Medical Clinic Files For Bankruptcy After $98M Judgment
An Iowa jury awarded $98 million to the parents of a newborn infant who suffered permanent brain damage as a result of deficient medical care. According to the lawsuit, the child was delivered by vacuum suction and forceps resulting in the child’s head being crushed during delivery. As a result, the child sustained permanent brain damage. An attorney representing the plaintiffs called it the largest medical malpractice verdict in Iowa history.
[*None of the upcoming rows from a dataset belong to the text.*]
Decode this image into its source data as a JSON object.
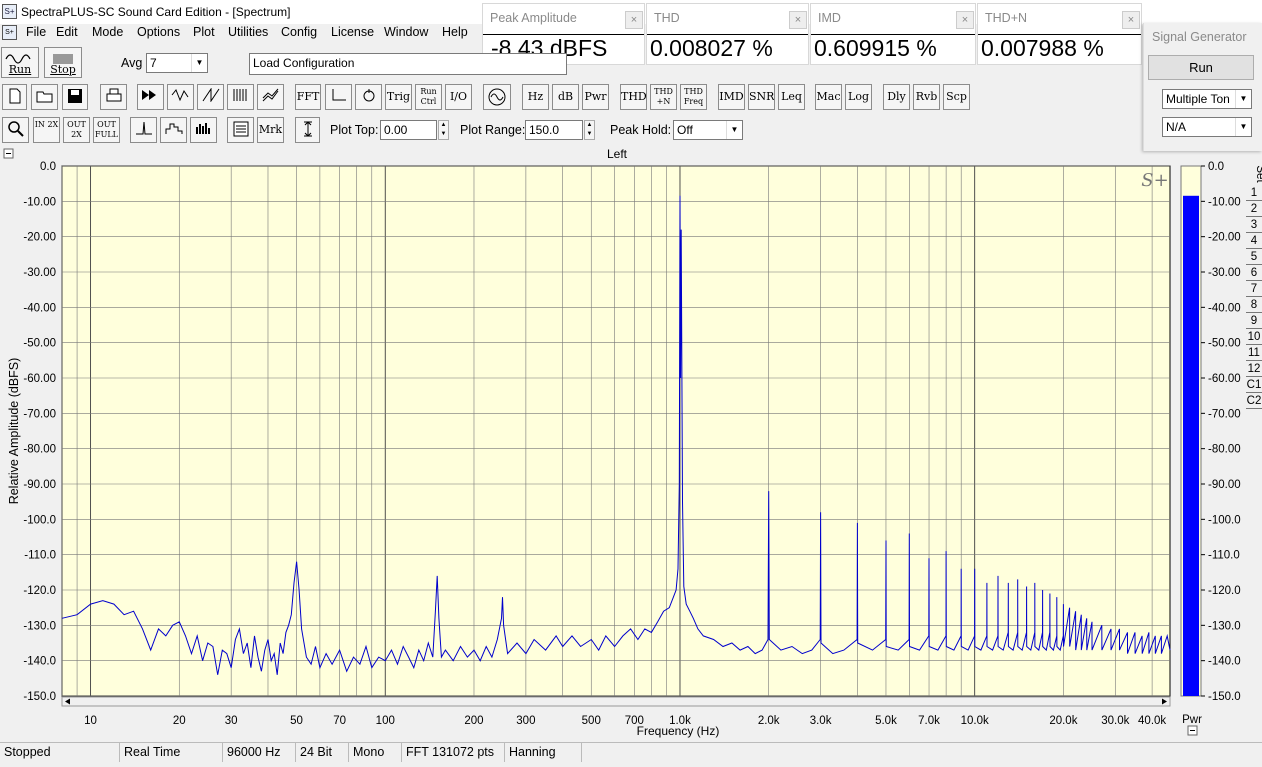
{
  "window": {
    "title": "SpectraPLUS-SC Sound Card Edition - [Spectrum]"
  },
  "menu": [
    "File",
    "Edit",
    "Mode",
    "Options",
    "Plot",
    "Utilities",
    "Config",
    "License",
    "Window",
    "Help"
  ],
  "meters": [
    {
      "label": "Peak Amplitude",
      "value": "-8.43 dBFS"
    },
    {
      "label": "THD",
      "value": "0.008027 %"
    },
    {
      "label": "IMD",
      "value": "0.609915 %"
    },
    {
      "label": "THD+N",
      "value": "0.007988 %"
    }
  ],
  "signal_generator": {
    "title": "Signal Generator",
    "run_label": "Run",
    "mode": "Multiple Ton",
    "option": "N/A"
  },
  "toolbar1": {
    "run_label": "Run",
    "stop_label": "Stop",
    "avg_label": "Avg",
    "avg_value": "7",
    "config_value": "Load Configuration"
  },
  "toolbar2": {
    "fft": "FFT",
    "trig": "Trig",
    "run_ctrl": "Run Ctrl",
    "io": "I/O",
    "hz": "Hz",
    "db": "dB",
    "pwr": "Pwr",
    "thd": "THD",
    "thd_n": "THD +N",
    "thd_freq": "THD Freq",
    "imd": "IMD",
    "snr": "SNR",
    "leq": "Leq",
    "mac": "Mac",
    "log": "Log",
    "dly": "Dly",
    "rvb": "Rvb",
    "scp": "Scp"
  },
  "toolbar3": {
    "in_2x": "IN 2X",
    "out_2x": "OUT 2X",
    "out_full": "OUT FULL",
    "mrk": "Mrk",
    "plot_top_label": "Plot Top:",
    "plot_top_value": "0.00",
    "plot_range_label": "Plot Range:",
    "plot_range_value": "150.0",
    "peak_hold_label": "Peak Hold:",
    "peak_hold_value": "Off"
  },
  "plot": {
    "channel_label": "Left",
    "watermark": "S+",
    "pwr_label": "Pwr",
    "set_label": "Set",
    "set_buttons": [
      "1",
      "2",
      "3",
      "4",
      "5",
      "6",
      "7",
      "8",
      "9",
      "10",
      "11",
      "12",
      "C1",
      "C2"
    ]
  },
  "status": [
    "Stopped",
    "Real Time",
    "96000 Hz",
    "24 Bit",
    "Mono",
    "FFT 131072 pts",
    "Hanning"
  ],
  "colors": {
    "trace": "#0000cc",
    "plot_bg": "#ffffdc",
    "meter_bar": "#0000ff"
  },
  "chart_data": {
    "type": "line",
    "title": "Left",
    "xlabel": "Frequency (Hz)",
    "ylabel": "Relative Amplitude (dBFS)",
    "x_scale": "log",
    "xlim": [
      8,
      46000
    ],
    "ylim": [
      -150,
      0
    ],
    "y_ticks": [
      "0.0",
      "-10.00",
      "-20.00",
      "-30.00",
      "-40.00",
      "-50.00",
      "-60.00",
      "-70.00",
      "-80.00",
      "-90.00",
      "-100.0",
      "-110.0",
      "-120.0",
      "-130.0",
      "-140.0",
      "-150.0"
    ],
    "x_ticks": [
      {
        "v": 10,
        "t": "10"
      },
      {
        "v": 20,
        "t": "20"
      },
      {
        "v": 30,
        "t": "30"
      },
      {
        "v": 50,
        "t": "50"
      },
      {
        "v": 70,
        "t": "70"
      },
      {
        "v": 100,
        "t": "100"
      },
      {
        "v": 200,
        "t": "200"
      },
      {
        "v": 300,
        "t": "300"
      },
      {
        "v": 500,
        "t": "500"
      },
      {
        "v": 700,
        "t": "700"
      },
      {
        "v": 1000,
        "t": "1.0k"
      },
      {
        "v": 2000,
        "t": "2.0k"
      },
      {
        "v": 3000,
        "t": "3.0k"
      },
      {
        "v": 5000,
        "t": "5.0k"
      },
      {
        "v": 7000,
        "t": "7.0k"
      },
      {
        "v": 10000,
        "t": "10.0k"
      },
      {
        "v": 20000,
        "t": "20.0k"
      },
      {
        "v": 30000,
        "t": "30.0k"
      },
      {
        "v": 40000,
        "t": "40.0k"
      }
    ],
    "grid": true,
    "series": [
      {
        "points": [
          [
            8,
            -128
          ],
          [
            9,
            -127
          ],
          [
            10,
            -124
          ],
          [
            11,
            -123
          ],
          [
            12,
            -124
          ],
          [
            13,
            -127
          ],
          [
            14,
            -126
          ],
          [
            15,
            -131
          ],
          [
            16,
            -137
          ],
          [
            17,
            -131
          ],
          [
            18,
            -133
          ],
          [
            19,
            -130
          ],
          [
            20,
            -129
          ],
          [
            21,
            -133
          ],
          [
            22,
            -138
          ],
          [
            23,
            -133
          ],
          [
            24,
            -140
          ],
          [
            25,
            -135
          ],
          [
            26,
            -136
          ],
          [
            27,
            -144
          ],
          [
            28,
            -137
          ],
          [
            29,
            -138
          ],
          [
            30,
            -142
          ],
          [
            31,
            -134
          ],
          [
            32,
            -131
          ],
          [
            33,
            -138
          ],
          [
            34,
            -135
          ],
          [
            35,
            -142
          ],
          [
            36,
            -133
          ],
          [
            37,
            -139
          ],
          [
            38,
            -143
          ],
          [
            39,
            -137
          ],
          [
            40,
            -134
          ],
          [
            41,
            -140
          ],
          [
            42,
            -138
          ],
          [
            43,
            -144
          ],
          [
            44,
            -135
          ],
          [
            45,
            -138
          ],
          [
            46,
            -132
          ],
          [
            47,
            -130
          ],
          [
            48,
            -127
          ],
          [
            49,
            -118
          ],
          [
            50,
            -112
          ],
          [
            51,
            -120
          ],
          [
            52,
            -131
          ],
          [
            54,
            -139
          ],
          [
            56,
            -141
          ],
          [
            58,
            -136
          ],
          [
            60,
            -142
          ],
          [
            63,
            -138
          ],
          [
            66,
            -141
          ],
          [
            70,
            -137
          ],
          [
            74,
            -143
          ],
          [
            78,
            -139
          ],
          [
            82,
            -141
          ],
          [
            86,
            -136
          ],
          [
            90,
            -142
          ],
          [
            95,
            -139
          ],
          [
            100,
            -140
          ],
          [
            105,
            -137
          ],
          [
            110,
            -141
          ],
          [
            115,
            -136
          ],
          [
            120,
            -139
          ],
          [
            125,
            -142
          ],
          [
            130,
            -137
          ],
          [
            135,
            -140
          ],
          [
            140,
            -135
          ],
          [
            145,
            -139
          ],
          [
            148,
            -126
          ],
          [
            150,
            -116
          ],
          [
            152,
            -128
          ],
          [
            155,
            -139
          ],
          [
            160,
            -137
          ],
          [
            170,
            -140
          ],
          [
            180,
            -136
          ],
          [
            190,
            -139
          ],
          [
            200,
            -137
          ],
          [
            210,
            -140
          ],
          [
            220,
            -136
          ],
          [
            230,
            -139
          ],
          [
            240,
            -134
          ],
          [
            248,
            -128
          ],
          [
            250,
            -122
          ],
          [
            252,
            -130
          ],
          [
            260,
            -138
          ],
          [
            280,
            -135
          ],
          [
            300,
            -138
          ],
          [
            320,
            -134
          ],
          [
            350,
            -137
          ],
          [
            380,
            -133
          ],
          [
            400,
            -136
          ],
          [
            430,
            -133
          ],
          [
            460,
            -136
          ],
          [
            500,
            -134
          ],
          [
            530,
            -137
          ],
          [
            560,
            -133
          ],
          [
            600,
            -136
          ],
          [
            640,
            -133
          ],
          [
            680,
            -131
          ],
          [
            720,
            -134
          ],
          [
            760,
            -131
          ],
          [
            800,
            -132
          ],
          [
            840,
            -129
          ],
          [
            880,
            -126
          ],
          [
            920,
            -125
          ],
          [
            950,
            -122
          ],
          [
            970,
            -120
          ],
          [
            985,
            -114
          ],
          [
            995,
            -90
          ],
          [
            1000,
            -8.43
          ],
          [
            1005,
            -60
          ],
          [
            1010,
            -18
          ],
          [
            1020,
            -95
          ],
          [
            1030,
            -119
          ],
          [
            1050,
            -124
          ],
          [
            1080,
            -126
          ],
          [
            1110,
            -128
          ],
          [
            1150,
            -131
          ],
          [
            1200,
            -133
          ],
          [
            1300,
            -134
          ],
          [
            1400,
            -136
          ],
          [
            1500,
            -135
          ],
          [
            1600,
            -137
          ],
          [
            1700,
            -136
          ],
          [
            1800,
            -138
          ],
          [
            1900,
            -137
          ],
          [
            1990,
            -134
          ],
          [
            2000,
            -92
          ],
          [
            2010,
            -134
          ],
          [
            2200,
            -137
          ],
          [
            2400,
            -136
          ],
          [
            2600,
            -138
          ],
          [
            2800,
            -137
          ],
          [
            2990,
            -134
          ],
          [
            3000,
            -98
          ],
          [
            3010,
            -135
          ],
          [
            3300,
            -138
          ],
          [
            3600,
            -137
          ],
          [
            3990,
            -134
          ],
          [
            4000,
            -101
          ],
          [
            4010,
            -135
          ],
          [
            4500,
            -137
          ],
          [
            4990,
            -134
          ],
          [
            5000,
            -106
          ],
          [
            5010,
            -136
          ],
          [
            5500,
            -137
          ],
          [
            5990,
            -134
          ],
          [
            6000,
            -104
          ],
          [
            6010,
            -136
          ],
          [
            6500,
            -137
          ],
          [
            6990,
            -133
          ],
          [
            7000,
            -111
          ],
          [
            7010,
            -136
          ],
          [
            7500,
            -137
          ],
          [
            7990,
            -133
          ],
          [
            8000,
            -109
          ],
          [
            8010,
            -136
          ],
          [
            8500,
            -137
          ],
          [
            8990,
            -133
          ],
          [
            9000,
            -114
          ],
          [
            9010,
            -136
          ],
          [
            9500,
            -137
          ],
          [
            9990,
            -133
          ],
          [
            10000,
            -114
          ],
          [
            10010,
            -136
          ],
          [
            10500,
            -137
          ],
          [
            10990,
            -133
          ],
          [
            11000,
            -118
          ],
          [
            11010,
            -136
          ],
          [
            11500,
            -137
          ],
          [
            11990,
            -133
          ],
          [
            12000,
            -116
          ],
          [
            12010,
            -136
          ],
          [
            12500,
            -137
          ],
          [
            12990,
            -132
          ],
          [
            13000,
            -118
          ],
          [
            13010,
            -136
          ],
          [
            13500,
            -137
          ],
          [
            13990,
            -132
          ],
          [
            14000,
            -117
          ],
          [
            14010,
            -136
          ],
          [
            14500,
            -137
          ],
          [
            14990,
            -132
          ],
          [
            15000,
            -119
          ],
          [
            15010,
            -136
          ],
          [
            15500,
            -137
          ],
          [
            15990,
            -132
          ],
          [
            16000,
            -118
          ],
          [
            16010,
            -136
          ],
          [
            16500,
            -137
          ],
          [
            16990,
            -132
          ],
          [
            17000,
            -120
          ],
          [
            17010,
            -136
          ],
          [
            17500,
            -137
          ],
          [
            17990,
            -132
          ],
          [
            18000,
            -121
          ],
          [
            18010,
            -136
          ],
          [
            18500,
            -137
          ],
          [
            18990,
            -133
          ],
          [
            19000,
            -122
          ],
          [
            19010,
            -136
          ],
          [
            19500,
            -137
          ],
          [
            19990,
            -133
          ],
          [
            20000,
            -124
          ],
          [
            20010,
            -136
          ],
          [
            21000,
            -125
          ],
          [
            21010,
            -136
          ],
          [
            22000,
            -126
          ],
          [
            22010,
            -137
          ],
          [
            23000,
            -127
          ],
          [
            23010,
            -137
          ],
          [
            24000,
            -128
          ],
          [
            24010,
            -137
          ],
          [
            25000,
            -129
          ],
          [
            25010,
            -137
          ],
          [
            27000,
            -130
          ],
          [
            27010,
            -137
          ],
          [
            29000,
            -131
          ],
          [
            29010,
            -137
          ],
          [
            31000,
            -131
          ],
          [
            31010,
            -137
          ],
          [
            33000,
            -132
          ],
          [
            33010,
            -138
          ],
          [
            35000,
            -132
          ],
          [
            35010,
            -138
          ],
          [
            37000,
            -133
          ],
          [
            37010,
            -138
          ],
          [
            39000,
            -132
          ],
          [
            39010,
            -138
          ],
          [
            41000,
            -133
          ],
          [
            41010,
            -138
          ],
          [
            43000,
            -133
          ],
          [
            43010,
            -138
          ],
          [
            45000,
            -133
          ],
          [
            46000,
            -137
          ]
        ]
      }
    ],
    "meter": {
      "label": "Pwr",
      "value_dbfs": -8.43,
      "ylim": [
        -150,
        0
      ]
    }
  }
}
Nonetheless, the plaintiffs now have a new problem. If the medical clinic files for bankruptcy, then the family may only be able to recover a fraction of what they are owed. Below, we’ll discuss what happens to a personal injury judgment after a defendant has declared bankruptcy.
The defendant declares bankruptcy after losing a personal injury lawsuit
The rules are slightly different depending on whether or not you’re a company or a person. Typically, there are two options available to companies: Chapter 7 and Chapter 11. Individuals can file under Chapter 7, Chapter 11, or Chapter 13. Most individuals do not file under Chapter 11, which is reserved primarily for businesses. However, individuals can file under Chapter 11 and sometimes have to.
Chapter 7 bankruptcy is called liquidation bankruptcy. For an individual, it means that you liquidate any assets you cannot protect via bankruptcy exemptions to repay your creditors. The debt is discharged after liquidation and creditors recover very little of what the debtor borrowed.
For businesses, declaring Chapter 7 is like falling on your sword. As a result of a Chapter 7 filing, the business will be liquidated and dissolved. In other words, while a person can survive a Chapter 7 bankruptcy, a business cannot.
The alternative for the business is to reorganize its debts under Chapter 11. Chapter 11 allows the business to set up a payment plan that is within the business’s means. Some assets may be sold off to repay creditors, but the survival of the business is a factor in a Chapter 11 filing. So long as the debtor company can make its payments, it will survive. The court may require the company to pay some of the debt they owe, but not the debt in its entirety.
For plaintiffs, the matter is taken out of your hands and administered by a bankruptcy trustee. This can be quite upsetting because the plaintiff has already won their day in court, but now, their money is tied up in another hearing. Ultimately, the plaintiffs may only get a fraction of what they’re owed. The clinic has filed under Chapter 11, reorganization bankruptcy and the plaintiff has now become the equivalent of the company’s creditor. All of their debts will be rolled in one lump sum and they will be required to make payments on a monthly basis. The trustee will distribute those payments to the creditors, including the plaintiffs, as part of the settlement. However, the plaintiffs are unlikely to recover anywhere close to $98 million.